All the new buzzwords among the antipolice set. The discussion may drift from talking point to talking point, but the sentiment is the same. Some cities that consider themselves “progressive” have actually succeeded in stripping funds from their law enforcement agencies.
The argument has been made that what “defunding” really means is redirecting resources from law enforcement entities to other social services. (There are countless examples of political activists who clarify that “defunding means defending …they don’t want any more law enforcement, but we will save those for another conversation.) For our purposes here today, what I want to convey to those outside the world of law enforcement and social services is that these two subsets of society do not stand alone and perform tasks free of outside influence. In layman’s terms, social workers and law enforcement often lean on each other to achieve the goal of a safer society.

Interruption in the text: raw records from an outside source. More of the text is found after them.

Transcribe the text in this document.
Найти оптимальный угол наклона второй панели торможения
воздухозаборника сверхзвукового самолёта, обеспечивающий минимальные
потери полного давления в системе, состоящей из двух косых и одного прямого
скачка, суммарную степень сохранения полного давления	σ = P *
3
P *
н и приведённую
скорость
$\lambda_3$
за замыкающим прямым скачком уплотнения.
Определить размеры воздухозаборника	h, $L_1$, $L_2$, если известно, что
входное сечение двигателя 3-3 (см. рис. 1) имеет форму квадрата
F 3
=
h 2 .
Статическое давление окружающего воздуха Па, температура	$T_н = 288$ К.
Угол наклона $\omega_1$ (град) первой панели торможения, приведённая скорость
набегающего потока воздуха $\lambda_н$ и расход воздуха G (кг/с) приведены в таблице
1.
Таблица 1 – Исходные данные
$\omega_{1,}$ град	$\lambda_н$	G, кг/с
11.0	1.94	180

On a daily basis police go to calls that may or may not be directly related to a crime. Many have said that social workers can replace police for these roles. In reality, that usually does not work well.

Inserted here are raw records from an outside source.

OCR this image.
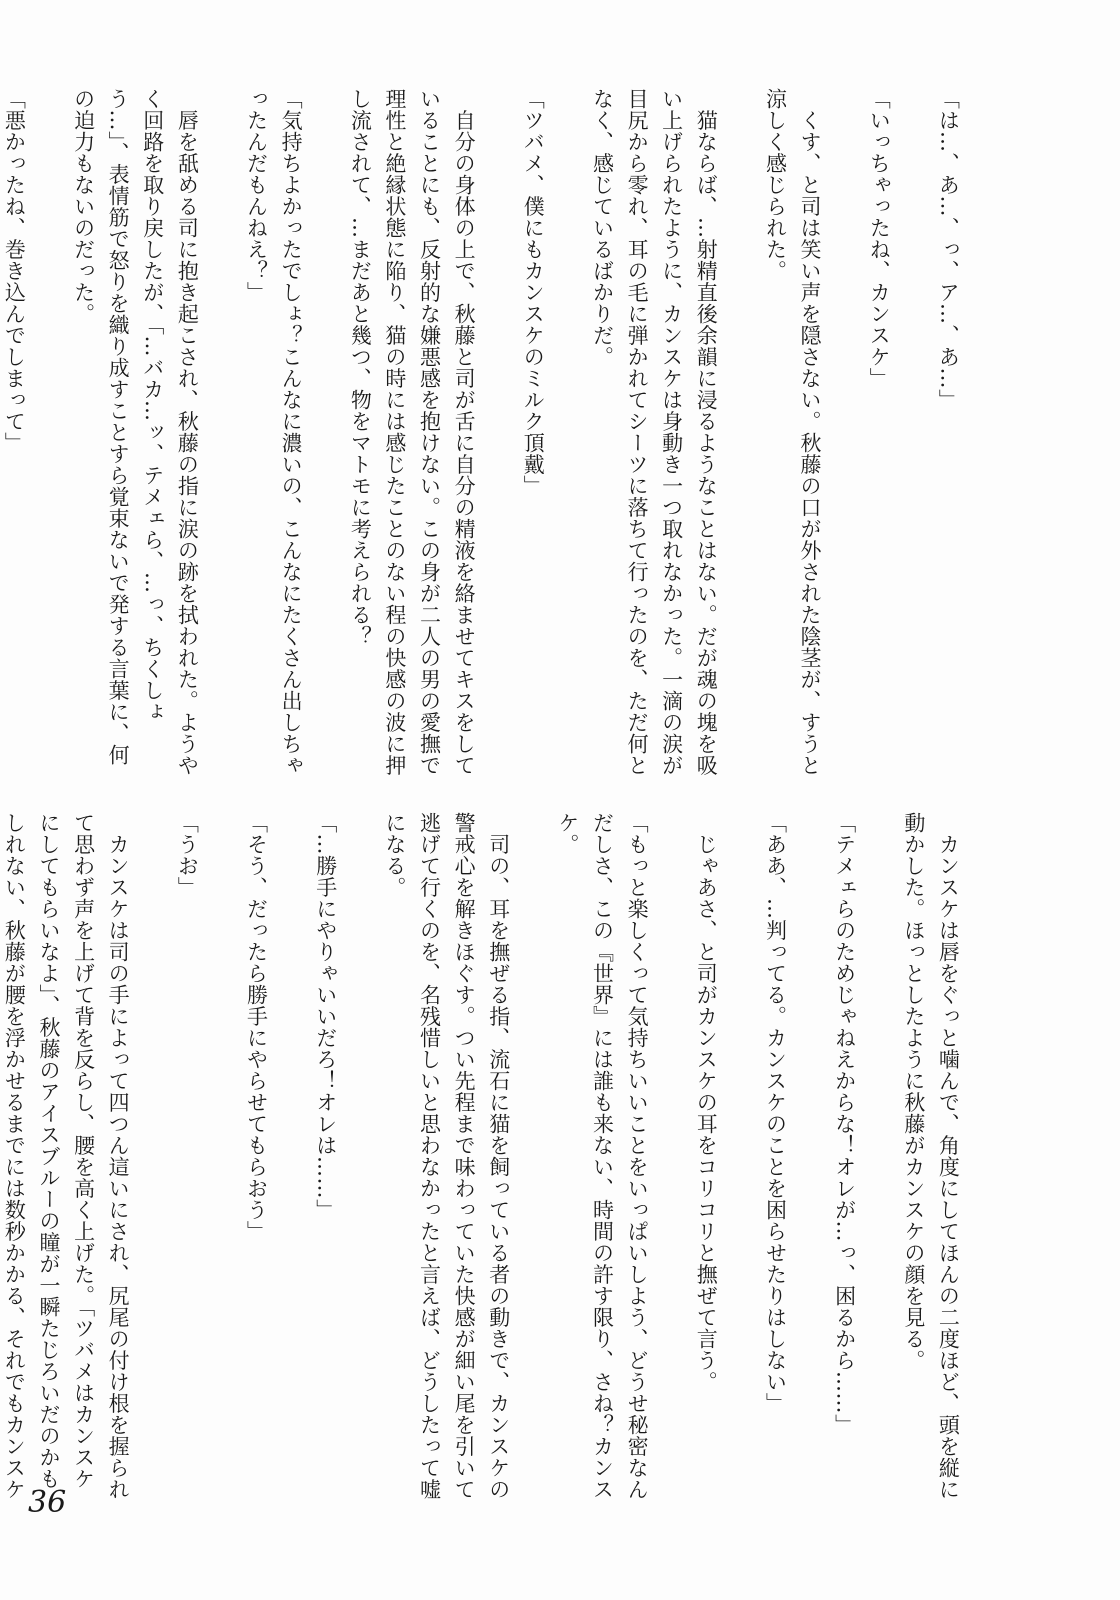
「は…、あ…、っ、ア…、あ…」

「いっちゃったね、カンスケ」

　くす、と司は笑い声を隠さない。秋藤の口が外された陰茎が、すうと涼しく感じられた。

　猫ならば、…射精直後余韻に浸るようなことはない。だが魂の塊を吸い上げられたように、カンスケは身動き一つ取れなかった。一滴の涙が目尻から零れ、耳の毛に弾かれてシーツに落ちて行ったのを、ただ何となく、感じているばかりだ。

「ツバメ、僕にもカンスケのミルク頂戴」

　自分の身体の上で、秋藤と司が舌に自分の精液を絡ませてキスをしていることにも、反射的な嫌悪感を抱けない。この身が二人の男の愛撫で理性と絶縁状態に陥り、猫の時には感じたことのない程の快感の波に押し流されて、…まだあと幾つ、物をマトモに考えられる？

「気持ちよかったでしょ？こんなに濃いの、こんなにたくさん出しちゃったんだもんねえ？」

　唇を舐める司に抱き起こされ、秋藤の指に涙の跡を拭われた。ようやく回路を取り戻したが、「…バカ…ッ、テメェら、…っ、ちくしょう…」、表情筋で怒りを織り成すことすら覚束ないで発する言葉に、何の迫力もないのだった。

「悪かったね、巻き込んでしまって」

　カンスケは唇をぐっと噛んで、角度にしてほんの二度ほど、頭を縦に動かした。ほっとしたように秋藤がカンスケの顔を見る。

「テメェらのためじゃねえからな！オレが…っ、困るから……」

「ああ、…判ってる。カンスケのことを困らせたりはしない」

　じゃあさ、と司がカンスケの耳をコリコリと撫ぜて言う。

「もっと楽しくって気持ちいいことをいっぱいしよう、どうせ秘密なんだしさ、この『世界』には誰も来ない、時間の許す限り、さね？カンスケ。

　司の、耳を撫ぜる指、流石に猫を飼っている者の動きで、カンスケの警戒心を解きほぐす。つい先程まで味わっていた快感が細い尾を引いて逃げて行くのを、名残惜しいと思わなかったと言えば、どうしたって嘘になる。

「…勝手にやりゃいいだろ！オレは……」

「そう、だったら勝手にやらせてもらおう」

「うお」

　カンスケは司の手によって四つん這いにされ、尻尾の付け根を握られて思わず声を上げて背を反らし、腰を高く上げた。「ツバメはカンスケにしてもらいなよ」、秋藤のアイスブルーの瞳が一瞬たじろいだのかもしれない、秋藤が腰を浮かせるまでには数秒かかる、それでもカンスケ 36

Our officers regularly answer calls for patients in a mental health crisis of some type. Often it is medical or social service staffers who are the ones that call police, usually due to the violent outbursts or potential violent behavior of the person or people involved. This does not mean that the situation will end with police violence. It just means that all the parties involved know that tensions and emotions are heightened and de-escalation is paramount … with the security on having someone who can inject physical control if it becomes needed.
In the real world, trying to maintain a safe and orderly society is not a black-and-white issue where problems fit neatly into one box or another. The lines between mental health, addiction issues and criminal offenses often are blurry ones. A not uncommon example might look like the schizophrenic who has not taken his medication, dabbled in street drugs and has now committed a theft or assault. Issues in which police, mental health and social workers may all have a role. Police are called and, while criminal behavior ultimately must be addressed, officers typically know that focusing on a mental health crisis takes a higher priority than taking someone to jail.
These situations are not rare ones.
Yesterday alone in our small city, JPD responded to multiple separate calls that crossed the boundaries involving mental health, criminal activity and drug use. Not because our city is unusually dangerous, but because this is the norm in America in 2020.
Our officers, and those around the nation, have attended and continue to attend training for how to deal with those in a mental health crisis and in the vast majority of cases are able to find a peaceful solution that involves protecting the public and getting the right medical, mental health or social services to those involved.
There are other occasions when it is the social service staff who need protecting as they go into homes and situations that place them in peril. These are situations where officers are merely there to protect all parties, but they are there. And then we have the scenarios that most of us have seen in the news in which someone, due to drug use or mental state, arm themselves and threaten harm to themselves. Most people understand these are obvious situations that medical and mental health workers cannot casually walk into, and it is these situations that you often catch a glimpse of in one or two sound bites on the local news when something goes wrong.
What you rarely see until you take a deep dive into the facts is that during the rare occasions when events turn tragic, it is only after tremendous energy and effort has been spent trying to navigate a peaceful resolution. I have never seen or even heard of a police officer who wakes up and leaves for work looking to bring harm to someone during his shift.
We as police value our partnerships with the social workers from various agencies. We rely on them and we work with them daily with great appreciation for the efforts they make to provide services and solutions. Ultimately however, when certain behaviors present themselves, even social workers want a police officer present.
Policing is far more than writing citations and taking people to jail. It is one piece of a larger mechanism that works together to let us live in an orderly and mostly peaceful fashion. We would be at a huge disadvantage if it were not for the mental health staff, CPS and APS staff and school staff who team with us to keep Jourdanton safe.
They say, “A rising tide lifts all boats.” Instead of pitting one entity against the other, social justice leaders might consider how to help work with those in the public safety sector to implement mechanisms that help our entities work more efficiently together to bring long-term solutions that benefit everyone.
ERIC KAISER is the Jourdanton Chief of Police and holds a Master Peace Officer License.